If you haven’t been successful landing a new gig, maybe it’s time to stop and take a look at your tactics. Don’t assume you haven’t found a job because the economy is poor; there are jobs out there. It is up to you to demonstrate how and why you are a good match.
How to get a job
Consider the following tips to help you land a new job this year:
1. Do a little soul searching. One of the most overlooked parts of a job search is self-discovery. It gets lost in a list of more practical concerns about how to apply for positions, but skipping this step can be detrimental. Do you know what you’re really good at doing? What do you offer that makes you stand out from a crowd of applicants? What are your very best skills? Are there accomplishments that you’d be proud to share with your target employers? If you don’t know the answers to these questions, focus on what you’d really like to do in your next job and connect the dots between what you want to do and what you have done well in the past.

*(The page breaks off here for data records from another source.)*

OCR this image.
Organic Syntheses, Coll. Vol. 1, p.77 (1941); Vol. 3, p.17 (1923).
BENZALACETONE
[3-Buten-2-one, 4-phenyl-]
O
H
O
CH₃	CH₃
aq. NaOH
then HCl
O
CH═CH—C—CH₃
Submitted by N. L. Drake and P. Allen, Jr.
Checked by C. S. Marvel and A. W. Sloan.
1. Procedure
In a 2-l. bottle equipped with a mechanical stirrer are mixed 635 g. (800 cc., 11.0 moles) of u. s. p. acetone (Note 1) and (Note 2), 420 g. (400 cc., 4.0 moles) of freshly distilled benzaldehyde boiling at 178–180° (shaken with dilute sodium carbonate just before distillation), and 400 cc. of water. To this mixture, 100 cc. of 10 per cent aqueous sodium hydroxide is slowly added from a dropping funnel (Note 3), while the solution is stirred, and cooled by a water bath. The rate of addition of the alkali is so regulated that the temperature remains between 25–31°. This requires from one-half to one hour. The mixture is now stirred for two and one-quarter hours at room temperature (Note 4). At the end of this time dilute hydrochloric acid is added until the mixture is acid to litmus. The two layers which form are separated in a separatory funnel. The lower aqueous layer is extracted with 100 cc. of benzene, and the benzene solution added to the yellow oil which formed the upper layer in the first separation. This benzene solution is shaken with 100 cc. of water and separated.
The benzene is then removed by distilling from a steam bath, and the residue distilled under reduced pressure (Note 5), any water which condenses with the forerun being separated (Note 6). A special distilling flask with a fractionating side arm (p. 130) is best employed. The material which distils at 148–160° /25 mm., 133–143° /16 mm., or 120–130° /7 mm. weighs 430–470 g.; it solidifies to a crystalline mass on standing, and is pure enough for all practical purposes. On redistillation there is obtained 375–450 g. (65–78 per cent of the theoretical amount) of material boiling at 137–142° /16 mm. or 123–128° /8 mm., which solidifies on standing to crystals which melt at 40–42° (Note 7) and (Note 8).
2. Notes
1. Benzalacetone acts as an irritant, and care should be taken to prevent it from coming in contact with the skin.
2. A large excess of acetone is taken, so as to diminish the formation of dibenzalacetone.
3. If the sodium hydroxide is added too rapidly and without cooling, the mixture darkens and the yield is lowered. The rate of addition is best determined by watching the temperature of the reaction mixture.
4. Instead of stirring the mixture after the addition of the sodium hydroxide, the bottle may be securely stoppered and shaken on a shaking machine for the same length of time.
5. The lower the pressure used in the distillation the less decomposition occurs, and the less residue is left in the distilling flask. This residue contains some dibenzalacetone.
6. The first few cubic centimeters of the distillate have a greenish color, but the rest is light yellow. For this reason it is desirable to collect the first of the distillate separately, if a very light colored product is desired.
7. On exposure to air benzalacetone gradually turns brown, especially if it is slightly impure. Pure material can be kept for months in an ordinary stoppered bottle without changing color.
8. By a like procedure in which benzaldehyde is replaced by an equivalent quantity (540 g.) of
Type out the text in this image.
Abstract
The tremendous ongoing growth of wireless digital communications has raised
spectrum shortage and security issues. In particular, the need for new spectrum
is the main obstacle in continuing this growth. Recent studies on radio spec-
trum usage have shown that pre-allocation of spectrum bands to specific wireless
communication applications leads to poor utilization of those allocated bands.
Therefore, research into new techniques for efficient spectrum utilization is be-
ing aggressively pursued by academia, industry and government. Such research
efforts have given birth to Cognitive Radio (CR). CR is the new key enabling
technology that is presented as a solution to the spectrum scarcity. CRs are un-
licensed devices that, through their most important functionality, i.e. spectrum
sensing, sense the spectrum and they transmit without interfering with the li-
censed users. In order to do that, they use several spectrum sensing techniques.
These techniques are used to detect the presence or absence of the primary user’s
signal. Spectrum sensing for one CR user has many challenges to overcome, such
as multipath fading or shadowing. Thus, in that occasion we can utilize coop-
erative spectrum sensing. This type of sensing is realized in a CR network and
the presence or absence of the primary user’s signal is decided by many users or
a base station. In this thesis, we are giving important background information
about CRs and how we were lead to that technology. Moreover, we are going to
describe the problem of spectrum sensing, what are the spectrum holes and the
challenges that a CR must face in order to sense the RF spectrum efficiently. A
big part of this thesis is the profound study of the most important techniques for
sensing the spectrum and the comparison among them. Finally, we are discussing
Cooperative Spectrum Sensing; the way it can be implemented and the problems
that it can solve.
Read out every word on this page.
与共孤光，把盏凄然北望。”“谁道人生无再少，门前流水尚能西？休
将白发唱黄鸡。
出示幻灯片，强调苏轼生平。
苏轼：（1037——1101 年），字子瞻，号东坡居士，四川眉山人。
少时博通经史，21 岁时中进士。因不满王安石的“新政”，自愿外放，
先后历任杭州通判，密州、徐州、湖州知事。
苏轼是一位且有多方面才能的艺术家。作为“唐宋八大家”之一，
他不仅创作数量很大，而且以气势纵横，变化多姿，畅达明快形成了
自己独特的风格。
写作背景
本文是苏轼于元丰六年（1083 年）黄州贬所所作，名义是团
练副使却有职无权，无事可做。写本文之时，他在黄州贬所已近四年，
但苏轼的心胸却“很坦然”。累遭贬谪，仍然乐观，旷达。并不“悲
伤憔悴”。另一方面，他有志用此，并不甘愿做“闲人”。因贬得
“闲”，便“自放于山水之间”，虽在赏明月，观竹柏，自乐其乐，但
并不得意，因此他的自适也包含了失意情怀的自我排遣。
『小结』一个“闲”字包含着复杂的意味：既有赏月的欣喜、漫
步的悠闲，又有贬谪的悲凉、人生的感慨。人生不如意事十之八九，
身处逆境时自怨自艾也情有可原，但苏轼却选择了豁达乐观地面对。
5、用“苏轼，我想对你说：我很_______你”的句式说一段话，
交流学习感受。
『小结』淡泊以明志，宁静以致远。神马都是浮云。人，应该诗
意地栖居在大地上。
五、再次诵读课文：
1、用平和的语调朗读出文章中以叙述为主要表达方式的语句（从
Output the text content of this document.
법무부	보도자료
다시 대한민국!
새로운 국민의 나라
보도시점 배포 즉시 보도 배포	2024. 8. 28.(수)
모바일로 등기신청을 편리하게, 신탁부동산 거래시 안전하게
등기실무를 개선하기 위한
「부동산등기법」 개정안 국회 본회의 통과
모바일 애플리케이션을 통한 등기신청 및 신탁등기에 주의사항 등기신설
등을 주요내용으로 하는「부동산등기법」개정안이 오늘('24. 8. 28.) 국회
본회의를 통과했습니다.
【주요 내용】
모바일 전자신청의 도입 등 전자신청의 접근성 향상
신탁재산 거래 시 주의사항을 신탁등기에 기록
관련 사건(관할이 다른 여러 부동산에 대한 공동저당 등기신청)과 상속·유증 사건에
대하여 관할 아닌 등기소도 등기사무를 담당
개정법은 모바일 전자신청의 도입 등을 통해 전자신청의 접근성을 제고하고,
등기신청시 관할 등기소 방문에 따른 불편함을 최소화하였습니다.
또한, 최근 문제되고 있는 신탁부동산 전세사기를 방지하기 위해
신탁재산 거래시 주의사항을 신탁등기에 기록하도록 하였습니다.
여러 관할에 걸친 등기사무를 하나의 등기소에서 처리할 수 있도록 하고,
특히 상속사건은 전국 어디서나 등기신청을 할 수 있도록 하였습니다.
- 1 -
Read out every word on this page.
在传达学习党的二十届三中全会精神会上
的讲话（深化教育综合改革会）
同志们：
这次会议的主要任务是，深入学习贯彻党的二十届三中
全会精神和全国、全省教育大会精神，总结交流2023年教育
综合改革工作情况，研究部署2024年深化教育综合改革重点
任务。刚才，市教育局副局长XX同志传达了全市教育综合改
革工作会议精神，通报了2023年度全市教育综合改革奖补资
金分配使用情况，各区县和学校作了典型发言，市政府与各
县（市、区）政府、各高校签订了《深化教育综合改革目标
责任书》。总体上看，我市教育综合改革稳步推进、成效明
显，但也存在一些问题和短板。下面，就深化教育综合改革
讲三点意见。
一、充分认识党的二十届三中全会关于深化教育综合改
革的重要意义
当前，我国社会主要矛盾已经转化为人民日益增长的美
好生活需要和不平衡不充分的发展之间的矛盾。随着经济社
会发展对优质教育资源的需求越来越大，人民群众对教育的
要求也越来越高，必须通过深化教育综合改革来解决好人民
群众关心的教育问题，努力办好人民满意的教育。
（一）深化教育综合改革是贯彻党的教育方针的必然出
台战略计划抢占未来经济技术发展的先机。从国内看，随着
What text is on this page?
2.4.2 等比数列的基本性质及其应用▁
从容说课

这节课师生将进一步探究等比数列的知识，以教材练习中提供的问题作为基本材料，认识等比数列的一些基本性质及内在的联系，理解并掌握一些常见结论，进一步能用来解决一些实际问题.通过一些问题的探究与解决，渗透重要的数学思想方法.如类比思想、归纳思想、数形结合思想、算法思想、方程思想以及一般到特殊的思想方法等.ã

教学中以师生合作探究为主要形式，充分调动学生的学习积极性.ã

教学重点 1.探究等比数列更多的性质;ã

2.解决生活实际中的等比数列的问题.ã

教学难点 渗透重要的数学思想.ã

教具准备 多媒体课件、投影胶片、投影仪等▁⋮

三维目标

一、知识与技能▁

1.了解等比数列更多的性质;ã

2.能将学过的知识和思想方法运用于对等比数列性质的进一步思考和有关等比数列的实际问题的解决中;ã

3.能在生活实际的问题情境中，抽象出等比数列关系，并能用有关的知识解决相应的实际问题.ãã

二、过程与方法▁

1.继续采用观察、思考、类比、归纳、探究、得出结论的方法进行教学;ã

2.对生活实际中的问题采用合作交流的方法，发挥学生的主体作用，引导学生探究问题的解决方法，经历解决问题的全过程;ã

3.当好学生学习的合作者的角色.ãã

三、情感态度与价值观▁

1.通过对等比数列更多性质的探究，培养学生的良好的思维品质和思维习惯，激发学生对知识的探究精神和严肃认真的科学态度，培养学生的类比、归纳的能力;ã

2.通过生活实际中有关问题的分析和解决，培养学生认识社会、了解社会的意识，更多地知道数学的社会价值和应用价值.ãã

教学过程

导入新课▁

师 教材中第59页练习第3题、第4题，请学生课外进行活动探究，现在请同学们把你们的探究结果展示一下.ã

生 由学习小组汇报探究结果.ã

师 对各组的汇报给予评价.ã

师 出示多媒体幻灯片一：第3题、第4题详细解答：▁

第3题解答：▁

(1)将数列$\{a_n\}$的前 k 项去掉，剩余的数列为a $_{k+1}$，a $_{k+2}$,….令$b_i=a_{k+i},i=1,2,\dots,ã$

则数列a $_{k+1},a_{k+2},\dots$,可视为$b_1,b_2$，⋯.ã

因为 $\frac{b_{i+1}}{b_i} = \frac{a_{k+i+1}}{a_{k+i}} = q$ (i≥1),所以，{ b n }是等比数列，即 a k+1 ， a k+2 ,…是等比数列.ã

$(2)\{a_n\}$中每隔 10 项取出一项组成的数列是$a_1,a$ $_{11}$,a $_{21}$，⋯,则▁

2. Identify what your target employer wants. This step assumes that you’ve selected places where you’d like to work. Once you know what you want in a job, find several employers who need someone with your skills. Successful job seekers spend time researching what employers want from them. It’s so much easier to create focused application materials when you’ve spent time learning about the organizations where you want to work. Instead of scouring the Internet for job descriptions, identify several companies that you know would be a good fit for you and learn everything you can about them.
Read their online profiles on all the big networks, including their website, LinkedIn and Facebook, and check YouTube and Twitter for details that could help you identify how to create materials that will put you ahead of the crowd.
3. Ramp up your networking. Keep in mind: networking doesn’t mean asking everyone you know for help; it’s about presenting a professional persona and meeting people who share a common interest. Make a point to go where people in your field tend to socialize and engage in conversations that don’t have anything to do with your job search. Get to know people on a personal level: Learn about their hobbies, their families and what they enjoy doing. Be a good listener and follow up by offering useful resources and information. When people see you as someone who cares about them, they’re more likely to want to help you.
When you approach networking as an opportunity to be generous and to share your expertise, you’re more likely to benefit from job search assistance that comes as a result of your generosity.
4. Demonstrate your expertise. Use social media to show what you know. It’s never been easier to get the word out about you, and you can highlight your expertise via simple social media updates on your favorite network, including LinkedIn, Twitter, Google Plus and Facebook. You’ll never know powerful it is to be able to show what you know instead of expecting someone to believe you when you say it on your resume until you try social media. This technique is especially helpful to help get a job when you’re unemployed.
When you make an effort to serve as an online resource and connect with others in your field, you grow the number of people who know, like and trust you and increase the potential for referrals to opportunities that may interest you.
Take a chance and give yourself the latitude to focus on you, target some employers and ramp up your networking, both in person and online, and you may find the results very satisfying.